Construction workers on the other hand (unemployment rate 11 percent) are distressingly easy to find, and those jobs fill quickly.
Key takeaway: It’s not as simple as skill mismatch. There are fewer available workers overall, and they’re getting vanishingly rare in the industries most desperate to hire.
To speed up hiring, look where the workers are–or train them.
What can an employer do about this? Start by considering geographic flexibility. Firms who have to compete in hot labor markets are going to struggle, but that doesn’t mean there’s no one out there. They just may not share your particular postal code.
Where candidates live can make a huge difference. Remember how profoundly sector-based unemployment impacts staffing? Well so, too, does the local talent pool. For example, take these 10 cities in which unemployment is well below the national average:
- Austin, Texas: 2.9 Percent
- Nashville, Tennessee: 3.0 Percent
- Minneapolis, Minnesota: 3.1 Percent
- Denver, Colorado: 3.3 Percent
- San Antonio, Texas: 3.4 Percent
- San Francisco, California: 3.4 Percent
- San Jose, California: 3.4 Percent
- Boston, Massachusetts: 3.5 Percent
- Dallas, Texas: 3.5 Percent
- Salt Lake City, Utah: 3.6 Percent
- Washington, D.C.: 3.6 Percent
Employers in those cities face a shortage of local workers, but you’re not out of luck. Consider instead whether it’s possible to allow telecommuting or to staff a position at another office. Tight regional markets might make hiring tough in San Francisco, but that perfect candidate might be sitting in a Chicago coffee shop (5.4 percent unemployment) waiting for your call.
Also, as some employers have suggested, consider hiring a diamond in the rough.
“Car dealerships face tremendous difficulties when searching for well-educated, qualified talent,” said Max Zanan, President of Total Dealer Compliance. “Therefore it’s crucial that they incorporate professional training and development programs.”
“Rather than approaching hiring from the standpoint that ‘everyone can be easily replaced,’” he suggested, “managers must instead provide a career roadmap to new hires.”
The labor market is brewing almost a perfect storm for employers today. With applicant/opening ratios at a meager 1.4 and unemployment plummeting in coveted skill sets, the odds of finding a highly trained unicorn are getting larger—and so is the time it takes to find her.

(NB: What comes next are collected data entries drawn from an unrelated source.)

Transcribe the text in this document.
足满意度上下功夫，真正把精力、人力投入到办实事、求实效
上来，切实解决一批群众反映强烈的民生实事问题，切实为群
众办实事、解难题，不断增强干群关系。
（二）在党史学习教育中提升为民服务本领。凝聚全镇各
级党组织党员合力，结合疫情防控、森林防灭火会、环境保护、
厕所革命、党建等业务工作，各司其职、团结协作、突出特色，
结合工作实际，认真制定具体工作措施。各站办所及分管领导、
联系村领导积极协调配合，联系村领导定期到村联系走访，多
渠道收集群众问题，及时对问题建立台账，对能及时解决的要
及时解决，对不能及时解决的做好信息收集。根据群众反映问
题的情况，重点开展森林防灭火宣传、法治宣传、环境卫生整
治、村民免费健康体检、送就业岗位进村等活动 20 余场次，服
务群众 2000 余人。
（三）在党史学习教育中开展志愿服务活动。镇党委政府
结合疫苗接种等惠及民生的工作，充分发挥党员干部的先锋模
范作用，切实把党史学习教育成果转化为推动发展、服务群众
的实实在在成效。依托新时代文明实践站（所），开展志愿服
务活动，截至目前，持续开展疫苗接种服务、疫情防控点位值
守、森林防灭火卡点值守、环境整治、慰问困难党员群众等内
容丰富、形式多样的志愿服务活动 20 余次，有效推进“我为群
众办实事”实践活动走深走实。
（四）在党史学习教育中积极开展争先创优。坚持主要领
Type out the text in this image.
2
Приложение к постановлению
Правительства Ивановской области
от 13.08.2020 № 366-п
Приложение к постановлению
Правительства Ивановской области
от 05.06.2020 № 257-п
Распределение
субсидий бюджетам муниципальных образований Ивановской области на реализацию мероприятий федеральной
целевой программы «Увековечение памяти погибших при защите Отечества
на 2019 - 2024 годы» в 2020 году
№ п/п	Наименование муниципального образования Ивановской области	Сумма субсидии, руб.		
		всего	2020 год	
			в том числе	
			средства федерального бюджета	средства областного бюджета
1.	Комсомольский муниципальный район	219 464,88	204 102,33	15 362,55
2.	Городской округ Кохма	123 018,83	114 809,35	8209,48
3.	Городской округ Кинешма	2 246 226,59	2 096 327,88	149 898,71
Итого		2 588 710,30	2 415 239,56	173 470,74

So consider searching afield or training someone with fewer turnkey skills instead. The right candidate might not be the one who comes in knowing how to do the job right off the bat. She might be the one with the talent and the drive to learn and eventually teach others.
Key takeaway: Unemployment isn’t a continuum. Workers are more available in some areas and some industries and businesses can speed up their hiring by reaching out to people who might be trainable or willing to relocate.